Today I feel teary and emotional. I feel overwhelmed with what I own and where to go. I want to pass the truth to my children and I don't know how. I want simplicity more than anything. I want to cling to simpleness and goodness. I want to play my banjo and hoop all day. I want to read good books and sew belts with fabric pouches. I want to fire dance and sleep under the stars. I want to eat real food and drink creek water. I want to shower on the side of the mountain and be surrounded by the lush greenness of it all.
Clear Creek was an unexpected gem. It was impulsive to go, so we could hear Rising Appalachia. Friday night, when we learned they wouldn't be there I didn't really know how I felt. But as the weekend wore on I realized that it didn't matter. And then soon I forgot why I had come, because I ended up learning things that I hadn't expected. I went looking for something and what I found was a more true me.
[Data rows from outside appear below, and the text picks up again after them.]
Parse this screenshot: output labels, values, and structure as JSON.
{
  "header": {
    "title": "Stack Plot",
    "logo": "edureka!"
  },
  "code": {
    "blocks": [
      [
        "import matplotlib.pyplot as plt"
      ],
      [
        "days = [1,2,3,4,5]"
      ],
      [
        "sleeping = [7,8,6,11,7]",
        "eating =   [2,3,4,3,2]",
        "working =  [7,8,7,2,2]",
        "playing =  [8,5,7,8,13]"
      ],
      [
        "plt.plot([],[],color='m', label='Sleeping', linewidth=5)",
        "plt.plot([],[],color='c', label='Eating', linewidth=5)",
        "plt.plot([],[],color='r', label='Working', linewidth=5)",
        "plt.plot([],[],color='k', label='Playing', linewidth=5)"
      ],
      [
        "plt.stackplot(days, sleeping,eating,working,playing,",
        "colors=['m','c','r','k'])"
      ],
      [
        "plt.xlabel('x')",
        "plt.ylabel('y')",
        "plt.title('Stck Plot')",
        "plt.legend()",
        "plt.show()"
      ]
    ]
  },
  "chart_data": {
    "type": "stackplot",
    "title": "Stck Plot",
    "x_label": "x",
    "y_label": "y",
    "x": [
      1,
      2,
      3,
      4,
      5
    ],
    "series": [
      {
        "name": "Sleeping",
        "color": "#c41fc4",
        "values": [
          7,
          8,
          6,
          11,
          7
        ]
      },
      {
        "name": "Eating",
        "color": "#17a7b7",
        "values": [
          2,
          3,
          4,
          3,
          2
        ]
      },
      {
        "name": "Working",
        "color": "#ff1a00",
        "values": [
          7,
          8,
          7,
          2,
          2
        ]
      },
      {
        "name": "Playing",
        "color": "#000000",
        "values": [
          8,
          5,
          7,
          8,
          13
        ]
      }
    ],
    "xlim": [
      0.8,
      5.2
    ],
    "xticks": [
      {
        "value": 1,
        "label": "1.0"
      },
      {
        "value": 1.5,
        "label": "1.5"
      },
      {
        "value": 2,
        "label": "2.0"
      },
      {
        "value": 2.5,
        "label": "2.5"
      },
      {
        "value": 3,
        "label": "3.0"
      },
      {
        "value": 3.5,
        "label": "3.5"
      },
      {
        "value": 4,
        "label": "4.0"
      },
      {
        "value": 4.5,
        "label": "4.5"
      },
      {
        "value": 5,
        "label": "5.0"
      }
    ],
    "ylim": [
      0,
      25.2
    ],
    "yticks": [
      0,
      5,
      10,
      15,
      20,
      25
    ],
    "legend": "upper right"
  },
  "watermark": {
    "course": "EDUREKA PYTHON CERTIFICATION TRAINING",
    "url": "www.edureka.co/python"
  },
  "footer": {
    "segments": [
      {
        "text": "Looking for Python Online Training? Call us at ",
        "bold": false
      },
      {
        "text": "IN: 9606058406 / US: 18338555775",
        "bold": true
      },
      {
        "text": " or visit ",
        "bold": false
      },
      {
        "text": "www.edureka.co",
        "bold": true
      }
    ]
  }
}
And now how to bring that into my life. I've often come back from a spiritual experience and crashed. I come home on a high and then have no idea how to incorporate that into my practical life. I don't feel like that this time. I feel changed, not simply escalated. I feel more grounded and solid. And mostly I just don't know how to say what I feel.
A piece of me now longs for Kentucky. But the gypsy in me knows that I don't want to live in a house all year long somewhere. Yet. I need the freedom to go. However I long for the simplicity of what it was there. I long for days with no cell phone and no internet. I long to walk away from facebook and being available to every one all the time. I long to be more present in the things that matter and to see my life right here right now with both my eyes and not feeling pulled to check my email or respond instantly to a text.
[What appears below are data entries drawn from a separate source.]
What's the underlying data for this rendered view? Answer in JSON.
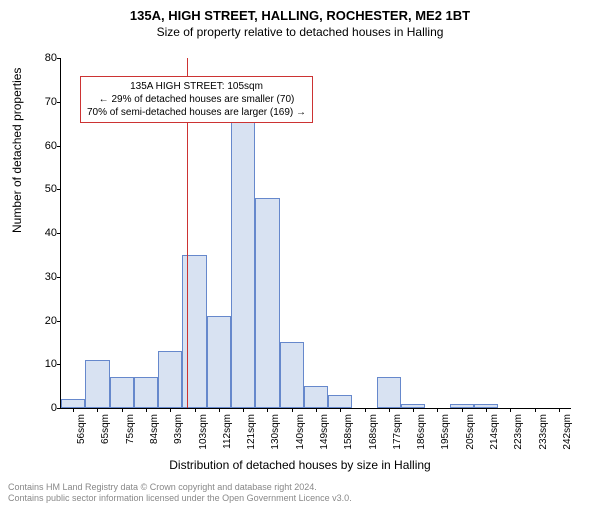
{
  "titles": {
    "line1": "135A, HIGH STREET, HALLING, ROCHESTER, ME2 1BT",
    "line2": "Size of property relative to detached houses in Halling"
  },
  "chart": {
    "type": "histogram",
    "ylabel": "Number of detached properties",
    "xlabel": "Distribution of detached houses by size in Halling",
    "ylim": [
      0,
      80
    ],
    "ytick_step": 10,
    "yticks": [
      0,
      10,
      20,
      30,
      40,
      50,
      60,
      70,
      80
    ],
    "xticks": [
      "56sqm",
      "65sqm",
      "75sqm",
      "84sqm",
      "93sqm",
      "103sqm",
      "112sqm",
      "121sqm",
      "130sqm",
      "140sqm",
      "149sqm",
      "158sqm",
      "168sqm",
      "177sqm",
      "186sqm",
      "195sqm",
      "205sqm",
      "214sqm",
      "223sqm",
      "233sqm",
      "242sqm"
    ],
    "values": [
      2,
      11,
      7,
      7,
      13,
      35,
      21,
      68,
      48,
      15,
      5,
      3,
      0,
      7,
      1,
      0,
      1,
      1,
      0,
      0,
      0
    ],
    "bar_fill": "#d8e2f2",
    "bar_stroke": "#6688cc",
    "bar_width": 1.0,
    "background_color": "#ffffff",
    "axis_color": "#000000",
    "tick_fontsize": 10,
    "label_fontsize": 12,
    "title_fontsize": 13,
    "marker": {
      "position_sqm": 105,
      "position_index": 5.2,
      "color": "#cc3333",
      "line_width": 1.5
    },
    "annotation": {
      "border_color": "#cc3333",
      "background": "#ffffff",
      "fontsize": 10,
      "lines": [
        "135A HIGH STREET: 105sqm",
        "← 29% of detached houses are smaller (70)",
        "70% of semi-detached houses are larger (169) →"
      ]
    }
  },
  "footer": {
    "line1": "Contains HM Land Registry data © Crown copyright and database right 2024.",
    "line2": "Contains public sector information licensed under the Open Government Licence v3.0.",
    "color": "#888888",
    "fontsize": 9
  }
}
I want to sing and dance. I want to not care at all what anyone thinks. I want to love my body and all that it is. I want to grow my dreads and smoke a cigar once in a while. I want to laugh so hard. I want to be passionate about what matters, the earth and the water. I want to not obsess about organic shampoo and to fill myself with real food that matters. I want to be full of passion and fire. I want to have conversations that stir others and myself. I want to be less afraid. And more true. I want to buy less stuff and live more. I want to connect deeper and sing louder. I want to say what I believe loudly, but to also walk in kindness and love.
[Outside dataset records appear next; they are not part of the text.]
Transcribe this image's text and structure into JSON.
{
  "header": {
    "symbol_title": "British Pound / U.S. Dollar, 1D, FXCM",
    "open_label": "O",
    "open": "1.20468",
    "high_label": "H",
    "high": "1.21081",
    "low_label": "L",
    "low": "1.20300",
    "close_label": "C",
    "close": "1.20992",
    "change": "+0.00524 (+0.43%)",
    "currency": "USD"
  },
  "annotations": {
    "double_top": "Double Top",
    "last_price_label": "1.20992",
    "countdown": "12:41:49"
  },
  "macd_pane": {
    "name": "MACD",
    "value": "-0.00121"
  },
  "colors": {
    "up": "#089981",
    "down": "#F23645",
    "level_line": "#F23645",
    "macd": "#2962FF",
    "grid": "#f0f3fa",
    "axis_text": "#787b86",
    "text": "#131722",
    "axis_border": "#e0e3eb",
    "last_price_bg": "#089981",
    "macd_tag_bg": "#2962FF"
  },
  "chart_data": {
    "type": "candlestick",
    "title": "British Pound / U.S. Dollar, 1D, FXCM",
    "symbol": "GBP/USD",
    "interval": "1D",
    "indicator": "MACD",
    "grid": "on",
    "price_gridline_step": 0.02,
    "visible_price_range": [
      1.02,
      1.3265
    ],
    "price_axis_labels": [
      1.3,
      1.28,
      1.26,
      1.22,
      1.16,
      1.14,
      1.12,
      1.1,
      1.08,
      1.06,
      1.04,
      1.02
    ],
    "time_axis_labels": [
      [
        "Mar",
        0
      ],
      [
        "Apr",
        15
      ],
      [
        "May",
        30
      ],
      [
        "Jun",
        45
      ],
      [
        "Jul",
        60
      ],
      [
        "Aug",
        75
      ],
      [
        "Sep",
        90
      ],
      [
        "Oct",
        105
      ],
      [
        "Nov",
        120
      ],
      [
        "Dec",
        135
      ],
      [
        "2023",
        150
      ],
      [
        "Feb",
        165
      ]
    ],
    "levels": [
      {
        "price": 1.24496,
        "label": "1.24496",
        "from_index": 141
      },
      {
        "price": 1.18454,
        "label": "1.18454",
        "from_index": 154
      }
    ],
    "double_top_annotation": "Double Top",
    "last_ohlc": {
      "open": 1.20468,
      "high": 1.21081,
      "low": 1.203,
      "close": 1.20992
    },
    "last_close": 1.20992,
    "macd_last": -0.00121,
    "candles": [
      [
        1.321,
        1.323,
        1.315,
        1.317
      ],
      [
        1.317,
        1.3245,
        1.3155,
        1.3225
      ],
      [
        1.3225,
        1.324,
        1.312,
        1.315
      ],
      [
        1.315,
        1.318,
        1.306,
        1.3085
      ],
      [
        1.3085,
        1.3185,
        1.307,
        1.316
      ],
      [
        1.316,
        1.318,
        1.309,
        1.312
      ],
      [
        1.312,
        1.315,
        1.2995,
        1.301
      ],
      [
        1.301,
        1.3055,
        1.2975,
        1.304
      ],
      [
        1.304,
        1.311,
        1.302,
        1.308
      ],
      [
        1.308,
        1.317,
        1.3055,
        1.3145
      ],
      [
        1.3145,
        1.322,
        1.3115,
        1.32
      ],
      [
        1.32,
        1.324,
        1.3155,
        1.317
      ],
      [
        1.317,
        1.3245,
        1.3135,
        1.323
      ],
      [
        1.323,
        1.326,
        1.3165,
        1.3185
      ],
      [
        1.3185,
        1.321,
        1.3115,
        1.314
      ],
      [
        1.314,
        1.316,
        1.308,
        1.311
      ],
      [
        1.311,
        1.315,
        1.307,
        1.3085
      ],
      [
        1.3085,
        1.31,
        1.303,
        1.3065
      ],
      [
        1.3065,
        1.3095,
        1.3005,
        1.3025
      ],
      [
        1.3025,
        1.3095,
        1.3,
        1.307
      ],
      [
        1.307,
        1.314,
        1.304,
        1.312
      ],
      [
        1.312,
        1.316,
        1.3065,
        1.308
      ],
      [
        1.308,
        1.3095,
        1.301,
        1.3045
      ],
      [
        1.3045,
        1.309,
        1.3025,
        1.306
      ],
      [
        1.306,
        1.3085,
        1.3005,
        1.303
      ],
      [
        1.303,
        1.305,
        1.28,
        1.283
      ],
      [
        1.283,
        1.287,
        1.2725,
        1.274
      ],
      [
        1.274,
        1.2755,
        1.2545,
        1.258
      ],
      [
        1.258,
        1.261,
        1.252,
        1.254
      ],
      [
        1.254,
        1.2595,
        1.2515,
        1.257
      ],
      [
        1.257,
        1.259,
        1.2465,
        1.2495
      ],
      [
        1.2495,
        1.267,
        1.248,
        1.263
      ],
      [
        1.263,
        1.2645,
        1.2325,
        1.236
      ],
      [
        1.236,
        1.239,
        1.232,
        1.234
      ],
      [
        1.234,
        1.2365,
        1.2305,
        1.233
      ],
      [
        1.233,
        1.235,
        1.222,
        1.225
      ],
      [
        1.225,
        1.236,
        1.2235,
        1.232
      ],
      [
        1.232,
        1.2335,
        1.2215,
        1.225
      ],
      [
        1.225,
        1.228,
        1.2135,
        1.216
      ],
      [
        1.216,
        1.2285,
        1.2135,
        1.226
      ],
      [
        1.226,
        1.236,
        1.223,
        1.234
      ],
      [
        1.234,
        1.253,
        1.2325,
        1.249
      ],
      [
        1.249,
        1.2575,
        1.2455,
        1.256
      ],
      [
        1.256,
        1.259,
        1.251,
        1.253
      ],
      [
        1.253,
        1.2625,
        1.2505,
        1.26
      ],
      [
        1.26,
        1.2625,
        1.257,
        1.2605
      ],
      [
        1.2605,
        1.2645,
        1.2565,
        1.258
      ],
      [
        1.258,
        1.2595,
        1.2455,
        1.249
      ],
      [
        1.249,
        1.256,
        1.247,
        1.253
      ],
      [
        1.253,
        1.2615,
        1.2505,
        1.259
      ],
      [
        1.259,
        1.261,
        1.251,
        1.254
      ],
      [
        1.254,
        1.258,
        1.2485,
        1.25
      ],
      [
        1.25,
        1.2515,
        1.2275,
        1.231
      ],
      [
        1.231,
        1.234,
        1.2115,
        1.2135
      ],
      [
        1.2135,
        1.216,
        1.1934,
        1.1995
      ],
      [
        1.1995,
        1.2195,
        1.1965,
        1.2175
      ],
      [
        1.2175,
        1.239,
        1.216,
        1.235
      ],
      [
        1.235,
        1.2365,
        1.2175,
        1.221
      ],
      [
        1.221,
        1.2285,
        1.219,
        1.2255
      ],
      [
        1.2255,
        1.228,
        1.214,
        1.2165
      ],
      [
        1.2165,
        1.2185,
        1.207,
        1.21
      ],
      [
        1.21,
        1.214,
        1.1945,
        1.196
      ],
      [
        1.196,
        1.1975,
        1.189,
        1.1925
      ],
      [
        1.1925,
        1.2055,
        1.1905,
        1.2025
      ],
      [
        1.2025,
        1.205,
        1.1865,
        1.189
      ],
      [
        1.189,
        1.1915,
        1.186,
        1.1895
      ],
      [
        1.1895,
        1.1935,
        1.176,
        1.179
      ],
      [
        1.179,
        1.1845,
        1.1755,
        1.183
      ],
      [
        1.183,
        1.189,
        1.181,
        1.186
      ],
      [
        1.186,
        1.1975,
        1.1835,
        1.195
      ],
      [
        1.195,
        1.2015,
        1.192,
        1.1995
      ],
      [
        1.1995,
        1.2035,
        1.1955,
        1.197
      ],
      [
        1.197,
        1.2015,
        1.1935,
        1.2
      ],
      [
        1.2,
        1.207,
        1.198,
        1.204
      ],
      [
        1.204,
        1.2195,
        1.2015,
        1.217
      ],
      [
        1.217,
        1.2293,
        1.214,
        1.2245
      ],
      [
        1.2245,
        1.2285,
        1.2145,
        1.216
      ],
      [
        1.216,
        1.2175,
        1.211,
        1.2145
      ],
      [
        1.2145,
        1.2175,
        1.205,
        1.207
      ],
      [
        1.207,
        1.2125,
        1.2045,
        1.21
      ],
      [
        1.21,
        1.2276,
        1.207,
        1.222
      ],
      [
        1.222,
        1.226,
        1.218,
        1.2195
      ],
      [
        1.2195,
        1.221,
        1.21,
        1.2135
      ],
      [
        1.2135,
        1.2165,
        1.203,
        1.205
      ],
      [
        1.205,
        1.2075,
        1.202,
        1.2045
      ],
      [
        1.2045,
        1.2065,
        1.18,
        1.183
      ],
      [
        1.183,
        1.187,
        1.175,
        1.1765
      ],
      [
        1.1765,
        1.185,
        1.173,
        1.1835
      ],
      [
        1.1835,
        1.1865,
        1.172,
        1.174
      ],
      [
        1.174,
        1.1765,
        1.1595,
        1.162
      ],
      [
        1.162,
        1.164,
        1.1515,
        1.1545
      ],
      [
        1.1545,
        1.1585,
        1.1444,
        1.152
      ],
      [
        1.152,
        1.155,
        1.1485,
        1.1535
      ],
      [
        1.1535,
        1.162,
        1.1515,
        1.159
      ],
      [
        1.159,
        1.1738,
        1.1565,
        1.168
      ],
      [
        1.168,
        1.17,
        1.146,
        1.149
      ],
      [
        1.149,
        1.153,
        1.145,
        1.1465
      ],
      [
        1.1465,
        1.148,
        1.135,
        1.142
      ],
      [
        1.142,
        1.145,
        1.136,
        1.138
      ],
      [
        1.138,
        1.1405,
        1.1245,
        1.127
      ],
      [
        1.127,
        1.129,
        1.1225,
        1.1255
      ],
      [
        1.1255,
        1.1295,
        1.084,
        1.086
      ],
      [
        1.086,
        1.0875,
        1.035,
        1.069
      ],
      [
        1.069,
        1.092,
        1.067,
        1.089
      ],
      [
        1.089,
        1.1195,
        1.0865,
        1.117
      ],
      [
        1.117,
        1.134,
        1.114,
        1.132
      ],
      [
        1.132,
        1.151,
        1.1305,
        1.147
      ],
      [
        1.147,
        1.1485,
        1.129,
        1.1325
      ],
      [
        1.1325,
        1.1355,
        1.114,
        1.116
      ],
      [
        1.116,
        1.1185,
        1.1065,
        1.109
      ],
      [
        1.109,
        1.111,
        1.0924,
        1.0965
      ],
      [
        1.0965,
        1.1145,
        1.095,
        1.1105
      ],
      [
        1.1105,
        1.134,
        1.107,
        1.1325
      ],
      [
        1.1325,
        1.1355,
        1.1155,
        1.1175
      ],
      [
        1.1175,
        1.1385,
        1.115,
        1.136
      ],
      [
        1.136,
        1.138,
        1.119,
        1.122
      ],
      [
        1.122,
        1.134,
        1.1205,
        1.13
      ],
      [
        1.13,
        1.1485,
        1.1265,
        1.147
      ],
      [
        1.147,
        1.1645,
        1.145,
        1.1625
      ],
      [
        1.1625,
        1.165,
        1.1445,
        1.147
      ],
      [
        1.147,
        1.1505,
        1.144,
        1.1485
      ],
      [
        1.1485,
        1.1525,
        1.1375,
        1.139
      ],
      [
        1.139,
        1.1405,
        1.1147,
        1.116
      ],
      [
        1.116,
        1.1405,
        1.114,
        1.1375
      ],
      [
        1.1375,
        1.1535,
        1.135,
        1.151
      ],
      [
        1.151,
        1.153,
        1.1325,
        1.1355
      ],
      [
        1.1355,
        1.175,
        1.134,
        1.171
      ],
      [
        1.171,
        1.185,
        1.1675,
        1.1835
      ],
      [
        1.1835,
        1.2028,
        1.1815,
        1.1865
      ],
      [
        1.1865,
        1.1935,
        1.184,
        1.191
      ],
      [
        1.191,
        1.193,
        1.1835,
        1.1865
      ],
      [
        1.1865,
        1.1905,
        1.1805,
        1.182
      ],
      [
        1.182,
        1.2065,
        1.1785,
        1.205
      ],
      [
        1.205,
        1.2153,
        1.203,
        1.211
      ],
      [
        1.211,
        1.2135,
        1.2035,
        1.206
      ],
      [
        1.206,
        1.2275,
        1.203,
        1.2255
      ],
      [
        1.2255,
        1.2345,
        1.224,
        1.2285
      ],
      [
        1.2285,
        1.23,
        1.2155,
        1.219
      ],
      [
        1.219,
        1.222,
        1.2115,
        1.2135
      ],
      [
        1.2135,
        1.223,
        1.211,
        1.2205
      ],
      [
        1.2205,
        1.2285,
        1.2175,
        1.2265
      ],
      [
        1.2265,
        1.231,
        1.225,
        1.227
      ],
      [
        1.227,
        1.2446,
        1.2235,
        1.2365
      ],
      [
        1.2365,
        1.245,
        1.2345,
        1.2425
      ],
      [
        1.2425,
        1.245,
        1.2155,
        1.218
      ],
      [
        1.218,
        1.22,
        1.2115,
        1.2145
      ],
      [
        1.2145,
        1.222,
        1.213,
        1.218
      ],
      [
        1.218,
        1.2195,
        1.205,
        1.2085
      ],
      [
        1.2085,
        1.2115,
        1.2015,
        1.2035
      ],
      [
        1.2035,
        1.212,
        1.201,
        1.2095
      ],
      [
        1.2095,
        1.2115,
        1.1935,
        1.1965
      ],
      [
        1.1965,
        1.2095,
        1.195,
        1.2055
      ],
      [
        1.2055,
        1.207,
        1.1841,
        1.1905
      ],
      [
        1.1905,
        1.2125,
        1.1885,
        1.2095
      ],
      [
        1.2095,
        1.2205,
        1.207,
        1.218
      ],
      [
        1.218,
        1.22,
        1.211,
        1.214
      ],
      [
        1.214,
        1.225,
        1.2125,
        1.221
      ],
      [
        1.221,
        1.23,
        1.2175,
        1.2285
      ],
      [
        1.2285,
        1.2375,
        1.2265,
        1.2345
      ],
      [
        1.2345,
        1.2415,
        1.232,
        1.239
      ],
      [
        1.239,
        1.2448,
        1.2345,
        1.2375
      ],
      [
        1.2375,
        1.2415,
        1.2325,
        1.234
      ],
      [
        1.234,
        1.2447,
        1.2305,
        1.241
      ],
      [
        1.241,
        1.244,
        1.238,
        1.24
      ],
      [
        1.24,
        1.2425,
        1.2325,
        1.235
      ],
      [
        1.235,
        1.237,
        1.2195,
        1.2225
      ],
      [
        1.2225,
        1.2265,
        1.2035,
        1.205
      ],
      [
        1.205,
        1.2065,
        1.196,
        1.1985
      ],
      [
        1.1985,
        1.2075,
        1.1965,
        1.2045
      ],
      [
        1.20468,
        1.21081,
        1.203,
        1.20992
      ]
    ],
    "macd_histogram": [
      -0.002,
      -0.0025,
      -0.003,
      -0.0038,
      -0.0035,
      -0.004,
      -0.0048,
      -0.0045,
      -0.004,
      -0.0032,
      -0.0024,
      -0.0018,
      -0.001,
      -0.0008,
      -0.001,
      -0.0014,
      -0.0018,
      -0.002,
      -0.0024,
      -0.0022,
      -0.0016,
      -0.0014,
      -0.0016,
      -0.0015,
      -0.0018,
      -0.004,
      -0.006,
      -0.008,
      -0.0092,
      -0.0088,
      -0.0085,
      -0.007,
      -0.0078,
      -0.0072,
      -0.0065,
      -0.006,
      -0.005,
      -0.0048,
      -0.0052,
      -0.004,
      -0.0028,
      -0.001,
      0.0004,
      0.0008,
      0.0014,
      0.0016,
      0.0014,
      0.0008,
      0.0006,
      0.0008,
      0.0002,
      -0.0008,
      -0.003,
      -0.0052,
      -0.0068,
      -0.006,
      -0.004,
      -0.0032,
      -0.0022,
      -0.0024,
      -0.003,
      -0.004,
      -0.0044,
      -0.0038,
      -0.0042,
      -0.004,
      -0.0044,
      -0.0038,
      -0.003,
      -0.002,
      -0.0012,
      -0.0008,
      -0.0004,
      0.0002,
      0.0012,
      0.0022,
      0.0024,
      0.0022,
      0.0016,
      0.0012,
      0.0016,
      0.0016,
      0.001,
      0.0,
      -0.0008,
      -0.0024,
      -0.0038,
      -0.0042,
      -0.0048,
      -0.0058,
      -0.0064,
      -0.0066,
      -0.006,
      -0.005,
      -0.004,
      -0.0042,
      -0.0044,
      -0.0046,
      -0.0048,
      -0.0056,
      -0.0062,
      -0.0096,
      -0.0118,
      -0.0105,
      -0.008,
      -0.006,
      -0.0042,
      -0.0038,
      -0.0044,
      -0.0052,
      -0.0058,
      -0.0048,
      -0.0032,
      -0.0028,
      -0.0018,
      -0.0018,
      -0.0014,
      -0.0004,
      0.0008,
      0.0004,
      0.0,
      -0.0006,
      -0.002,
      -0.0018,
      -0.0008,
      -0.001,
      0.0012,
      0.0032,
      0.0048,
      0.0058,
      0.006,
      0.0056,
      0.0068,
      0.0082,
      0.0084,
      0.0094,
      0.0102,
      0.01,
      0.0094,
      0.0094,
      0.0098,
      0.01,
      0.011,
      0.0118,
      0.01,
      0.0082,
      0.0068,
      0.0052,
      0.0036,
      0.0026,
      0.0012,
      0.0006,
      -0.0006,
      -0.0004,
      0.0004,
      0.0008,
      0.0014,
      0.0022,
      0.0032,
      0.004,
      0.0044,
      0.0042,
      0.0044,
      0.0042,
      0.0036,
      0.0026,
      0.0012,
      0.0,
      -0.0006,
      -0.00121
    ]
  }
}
I want less TV and more Jane Eyre. I want a leather book to fill up with my words and my life. I want to consume less and produce more. I want to smile at my family and cry with strangers. I want more positive to flow from my mouth. I want to speak less judgement and more Om. I want to be uninhibited and more alive. I want to think about these things more and I want to surround myself with people who feel this way. I want to open up my arms and embrace this change."